Japan's battered opposition picks new leader

TOKYO - Japan's battle-scarred main opposition party on Sunday chose Katsuya Okada as its new leader as it tries to recover from a disastrous showing in December's general election and years of drift.

Prime Minister Shinzo Abe's crushing win last month - his second in two years - was believed by some commentators to be largely due to the absence of a credible alternative.

The Democratic Party of Japan (DPJ), which governed for three years until December 2012, won just 73 seats in the 475-seat lower house where Abe's Liberal Democratic Party has 291 seats.

Okada, a 61-year-old Harvard-trained former deputy prime minister, will have his work cut out rebuilding public trust in the nominally centre-left party. Its three years in power to December 2012 were characterised by power struggles, policy flip-flops and diplomatic mis-steps.

"I want to rebuild the DPJ by returning to our starting point," Okada said in a speech before his fellow DPJ lawmakers voted Sunday.

"We are a party for consumers, ordinary citizens, taxpayers and working people," he said.

"The DPJ seeks to have a diverse, tolerant society which recognises various values... and we also have to be a reformist party." Okada pledged that the DPJ's economic policy would seek both growth and a smaller gap between rich and poor, saying: "Mr Abe has no ideas about a rich-poor gap and income redistribution." The party appeared to offer a fresh start for Japan when it was elected in 2009, interrupting more than half a century of almost unbroken rule by the Liberal Democratic Party.

But its three-year stint was characterised by policy mis-steps and diplomatic mistakes that left voters disillusioned.

The party was also criticised for its handling of the nuclear crisis in the aftermath of the deadly March 2011 tsunami.

Its miserable performance in last month's general election cost then-leader Banri Kaieda his job.

Commentators warn that a directionless opposition party is not good for Japan's polity, and allows Abe almost unfettered rein.

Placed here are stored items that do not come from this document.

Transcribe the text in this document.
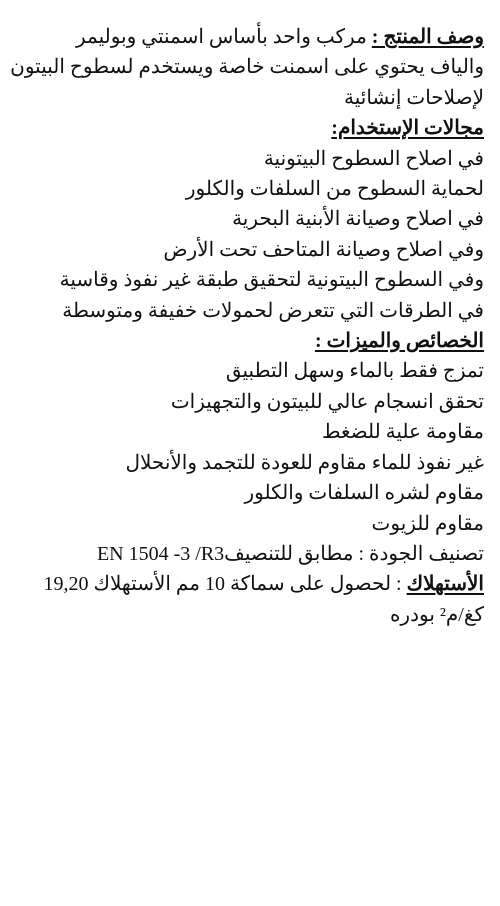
وصف المنتج : مركب واحد بأساس اسمنتي وبوليمر
والياف يحتوي على اسمنت خاصة ويستخدم لسطوح البيتون
لإصلاحات إنشائية
مجالات الإستخدام:
في اصلاح السطوح البيتونية
لحماية السطوح من السلفات والكلور
في اصلاح وصيانة الأبنية البحرية
وفي اصلاح وصيانة المتاحف تحت الأرض
وفي السطوح البيتونية لتحقيق طبقة غير نفوذ وقاسية
في الطرقات التي تتعرض لحمولات خفيفة ومتوسطة
الخصائص والميزات :
تمزج فقط بالماء وسهل التطبيق
تحقق انسجام عالي للبيتون والتجهيزات
مقاومة علية للضغط
غير نفوذ للماء مقاوم للعودة للتجمد والأنحلال
مقاوم لشره السلفات والكلور
مقاوم للزيوت
تصنيف الجودة : مطابق للتنصيفEN 1504 -3 /R3
الأستهلاك : لحصول على سماكة 10 مم الأستهلاك 19,20
كغ/م² بودره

They point to the record low 52.66 per cent turnout in the general election as proof of voters' disillusionment with a system of governance often criticised for pandering to vested interests.

Okada, who was the foreign minister in 2009-2010 and deputy prime minister in 2012, is noted for his knowledge of policy and strict self-discipline including a refusal to accept all gifts - even Valentine's Day chocolate.